/LW3_database_generator

A program for generation of millions of records of interconnected data using Faker

Primary LanguageJupyter Notebook

Generate 100 million records of interconnected data

As a part of a lab work in "Database Management Systems Course" at BMSTU we had a task to popullate a database with a 100 million records of data in order to subsequently learn how to optimize DB and queries. This repo contains Jupyter Notebook for generating data for a given DB schema.

How it works?

The program relies on Python library faker. Faker is capable of generating a variety of data, from basic numbers to existing addresses and json files.

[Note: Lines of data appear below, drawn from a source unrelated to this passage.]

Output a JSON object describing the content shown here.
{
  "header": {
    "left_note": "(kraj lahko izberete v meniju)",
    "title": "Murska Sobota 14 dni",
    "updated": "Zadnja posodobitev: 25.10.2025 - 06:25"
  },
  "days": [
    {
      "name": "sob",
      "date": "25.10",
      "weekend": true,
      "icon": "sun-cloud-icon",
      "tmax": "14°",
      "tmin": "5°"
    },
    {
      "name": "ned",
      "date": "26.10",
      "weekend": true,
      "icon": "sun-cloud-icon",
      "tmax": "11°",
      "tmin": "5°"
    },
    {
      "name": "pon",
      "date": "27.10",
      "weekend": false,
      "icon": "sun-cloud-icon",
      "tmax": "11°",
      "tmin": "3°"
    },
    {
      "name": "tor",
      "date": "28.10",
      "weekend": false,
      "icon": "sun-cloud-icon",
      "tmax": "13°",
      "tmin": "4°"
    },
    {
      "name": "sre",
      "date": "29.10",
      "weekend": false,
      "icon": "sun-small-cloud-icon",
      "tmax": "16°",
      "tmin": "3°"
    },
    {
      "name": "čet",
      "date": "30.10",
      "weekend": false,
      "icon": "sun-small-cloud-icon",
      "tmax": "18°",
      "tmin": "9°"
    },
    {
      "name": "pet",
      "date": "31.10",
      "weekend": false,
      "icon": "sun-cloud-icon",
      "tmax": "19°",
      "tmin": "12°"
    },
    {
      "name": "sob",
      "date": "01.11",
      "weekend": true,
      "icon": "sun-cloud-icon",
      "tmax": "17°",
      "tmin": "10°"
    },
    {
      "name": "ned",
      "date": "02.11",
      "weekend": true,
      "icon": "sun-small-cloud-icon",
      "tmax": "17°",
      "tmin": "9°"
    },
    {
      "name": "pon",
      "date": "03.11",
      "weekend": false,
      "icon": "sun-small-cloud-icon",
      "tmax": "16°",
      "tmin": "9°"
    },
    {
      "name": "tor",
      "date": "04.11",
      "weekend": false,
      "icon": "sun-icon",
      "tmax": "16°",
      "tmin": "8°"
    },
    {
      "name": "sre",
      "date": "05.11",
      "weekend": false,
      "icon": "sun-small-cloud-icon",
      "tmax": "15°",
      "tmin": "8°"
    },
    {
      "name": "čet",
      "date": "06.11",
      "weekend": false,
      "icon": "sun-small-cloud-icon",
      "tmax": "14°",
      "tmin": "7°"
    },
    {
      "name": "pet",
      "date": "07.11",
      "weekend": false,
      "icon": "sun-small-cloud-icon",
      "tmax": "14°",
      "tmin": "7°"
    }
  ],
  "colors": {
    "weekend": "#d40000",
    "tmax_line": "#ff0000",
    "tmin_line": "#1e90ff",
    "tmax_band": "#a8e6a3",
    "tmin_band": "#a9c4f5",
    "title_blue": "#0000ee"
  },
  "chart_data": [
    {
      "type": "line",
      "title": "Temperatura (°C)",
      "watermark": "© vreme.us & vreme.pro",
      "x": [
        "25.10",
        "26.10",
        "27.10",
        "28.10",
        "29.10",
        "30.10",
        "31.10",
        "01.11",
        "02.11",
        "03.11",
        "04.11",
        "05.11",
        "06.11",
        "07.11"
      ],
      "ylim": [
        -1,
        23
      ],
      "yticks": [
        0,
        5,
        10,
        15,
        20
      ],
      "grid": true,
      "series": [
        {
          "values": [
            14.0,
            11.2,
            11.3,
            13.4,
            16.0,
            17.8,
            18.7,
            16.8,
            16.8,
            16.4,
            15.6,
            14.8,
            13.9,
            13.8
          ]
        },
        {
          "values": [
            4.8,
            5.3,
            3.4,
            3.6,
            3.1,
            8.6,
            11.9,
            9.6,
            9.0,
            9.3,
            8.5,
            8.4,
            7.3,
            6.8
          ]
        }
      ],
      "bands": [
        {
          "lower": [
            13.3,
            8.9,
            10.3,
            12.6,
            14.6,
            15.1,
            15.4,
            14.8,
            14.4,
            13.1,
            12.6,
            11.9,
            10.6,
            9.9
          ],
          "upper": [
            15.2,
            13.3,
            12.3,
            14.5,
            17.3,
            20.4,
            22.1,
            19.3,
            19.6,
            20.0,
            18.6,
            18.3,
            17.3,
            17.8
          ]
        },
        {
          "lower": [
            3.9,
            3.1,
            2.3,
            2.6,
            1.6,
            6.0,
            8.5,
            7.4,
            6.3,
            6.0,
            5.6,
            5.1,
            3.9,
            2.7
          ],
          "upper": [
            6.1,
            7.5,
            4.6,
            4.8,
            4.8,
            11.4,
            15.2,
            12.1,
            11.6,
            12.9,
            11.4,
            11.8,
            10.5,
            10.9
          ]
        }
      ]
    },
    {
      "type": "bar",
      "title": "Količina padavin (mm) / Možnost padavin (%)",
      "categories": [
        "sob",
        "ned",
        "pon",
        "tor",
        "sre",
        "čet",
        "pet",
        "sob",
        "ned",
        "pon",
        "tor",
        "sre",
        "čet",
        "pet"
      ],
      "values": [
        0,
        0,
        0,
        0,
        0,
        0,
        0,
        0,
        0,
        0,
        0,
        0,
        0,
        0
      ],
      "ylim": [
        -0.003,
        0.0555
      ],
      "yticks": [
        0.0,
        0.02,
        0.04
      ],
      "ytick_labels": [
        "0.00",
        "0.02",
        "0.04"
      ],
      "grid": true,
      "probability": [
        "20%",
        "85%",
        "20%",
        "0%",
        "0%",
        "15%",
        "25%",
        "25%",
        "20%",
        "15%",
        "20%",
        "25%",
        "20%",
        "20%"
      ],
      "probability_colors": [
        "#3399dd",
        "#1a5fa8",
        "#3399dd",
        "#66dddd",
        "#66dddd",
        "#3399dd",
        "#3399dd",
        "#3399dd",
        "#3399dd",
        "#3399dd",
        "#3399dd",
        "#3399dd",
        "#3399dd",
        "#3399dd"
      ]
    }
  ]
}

The obvious flaw of using Faker is it's execution speed, which is rather slow.

The whole program is basically a single class with functions defined for every table in a database. generate_csv may check the input, create a directory for output files if it wasn't done before, and run functions for generating every single table.

During the process of development of a program it became obvious that it will be faster to pre-generate some data using Faker and saving it in a separate file, where possible.

If you feel more comfortable with Google Colab, you may find the source code here.

The database

db_schema Schema of database

Given DB describes logistics innformation for a random company in the US, including locations of warehouses, information about trucks, drivers and every single cargo shipment.

The database consists of 5 tables and has a star-like shape with 4 tables being connected to the main one (run).

Further learning

The execution of the program for 100m records for 2 two tables (as stated in the task) takes more than 40 minutes. Obviusly there is a plenty room for optimization.

Some data may also seem unrealistic. For instance, calculating distance using geopy would increase execution time for run table by almost 40%. That is why I decided to generate a random distance, that doesn't involve actual coordinates. Apparently there is a way to optimize the formula (maybe using not exact, but approximate value) without dramatic execution time increase.